Testing a Microarray to Detect and Monitor Toxic Microalgae in Arcachon Bay in France

Type Article
Date 2013-03
Language English
Author(s) Kegel Jessica1, Del Amo Yolanda2, Costes Laurence2, Medlin Linda1
Affiliation(s) 1 : Marine Biological Association of the United Kingdom, The Laboratory, Citadel Hill, Plymouth, PL1 2PB, UK
2 : Université Bordeaux 1, UMR CNRS EPOC 5805, Station Marine d’Arcachon, 2 rue du Prof. Jolyet F 33120 Arcachon, France
Source Microarrays (2076-3905) (MDPI AG), 2013-03 , Vol. 2 , N. 1 , P. 1-23
DOI 10.3390/microarrays2010001
Note This article belongs to the Special Issue Feature Papers)
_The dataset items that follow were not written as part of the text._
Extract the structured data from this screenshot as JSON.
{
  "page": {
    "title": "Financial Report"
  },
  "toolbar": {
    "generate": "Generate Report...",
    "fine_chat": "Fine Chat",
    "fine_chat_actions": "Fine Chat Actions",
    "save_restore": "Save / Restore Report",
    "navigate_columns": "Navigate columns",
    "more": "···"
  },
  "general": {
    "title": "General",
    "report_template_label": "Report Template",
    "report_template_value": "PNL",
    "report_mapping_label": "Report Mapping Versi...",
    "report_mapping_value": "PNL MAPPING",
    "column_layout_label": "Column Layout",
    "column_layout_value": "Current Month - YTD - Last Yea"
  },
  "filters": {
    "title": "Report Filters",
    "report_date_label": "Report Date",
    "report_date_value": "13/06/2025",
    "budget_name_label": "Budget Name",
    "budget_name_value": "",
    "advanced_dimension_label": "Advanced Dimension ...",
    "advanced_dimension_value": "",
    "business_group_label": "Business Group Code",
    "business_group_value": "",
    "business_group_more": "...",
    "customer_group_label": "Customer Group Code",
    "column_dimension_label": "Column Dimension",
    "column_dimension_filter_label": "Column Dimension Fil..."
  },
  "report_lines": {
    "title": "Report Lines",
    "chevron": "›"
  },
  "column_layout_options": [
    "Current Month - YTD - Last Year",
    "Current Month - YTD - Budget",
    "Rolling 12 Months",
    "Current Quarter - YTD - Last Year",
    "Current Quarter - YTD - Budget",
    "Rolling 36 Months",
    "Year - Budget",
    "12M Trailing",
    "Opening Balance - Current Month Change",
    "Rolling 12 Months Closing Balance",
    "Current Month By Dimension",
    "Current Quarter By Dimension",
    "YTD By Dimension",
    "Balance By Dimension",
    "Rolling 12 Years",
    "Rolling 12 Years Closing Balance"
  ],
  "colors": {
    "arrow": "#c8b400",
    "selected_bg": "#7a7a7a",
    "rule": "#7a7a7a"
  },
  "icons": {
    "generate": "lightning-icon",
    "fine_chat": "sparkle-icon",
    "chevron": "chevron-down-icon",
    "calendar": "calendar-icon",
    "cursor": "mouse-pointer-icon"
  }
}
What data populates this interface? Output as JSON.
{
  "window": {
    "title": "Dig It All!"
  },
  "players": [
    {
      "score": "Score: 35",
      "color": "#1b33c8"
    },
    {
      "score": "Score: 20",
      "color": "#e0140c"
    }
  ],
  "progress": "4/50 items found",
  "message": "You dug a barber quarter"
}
Keyword(s) oligonucleotide microarrays, molecular monitoring, harmful algal blooms, HABs, toxic microalgae, 18S/28S ribosomal RNA, LSU/SSU, RNA hybridization, environmental water samples
Abstract Harmful algal blooms (HABs) occur worldwide, causing health problems and economic damages to fisheries and tourism. Monitoring agencies are therefore essential, yet monitoring is based only on time-consuming light microscopy, a level at which a correct identification can be limited by insufficient morphological characters. The project MIDTAL (Microarray Detection of Toxic Algae)—an FP7-funded EU project—used rRNA genes (SSU and LSU) as a target on microarrays to identify toxic species. Furthermore, toxins were detected with a newly developed multiplex optical Surface Plasmon Resonance biosensor (Multi SPR) and compared with an enzyme-linked immunosorbent assay (ELISA). In this study, we demonstrate the latest generation of MIDTAL microarrays (version 3) and show the correlation between cell counts, detected toxin and microarray signals from field samples taken in Arcachon Bay in France in 2011. The MIDTAL microarray always detected more potentially toxic species than those detected by microscopic counts. The toxin detection was even more sensitive than both methods. Because of the universal nature of both toxin and species microarrays, they can be used to detect invasive species. Nevertheless, the MIDTAL microarray is not completely universal: first, because not all toxic species are on the chip, and second, because invasive species, such as Ostreopsis, already influence European coasts.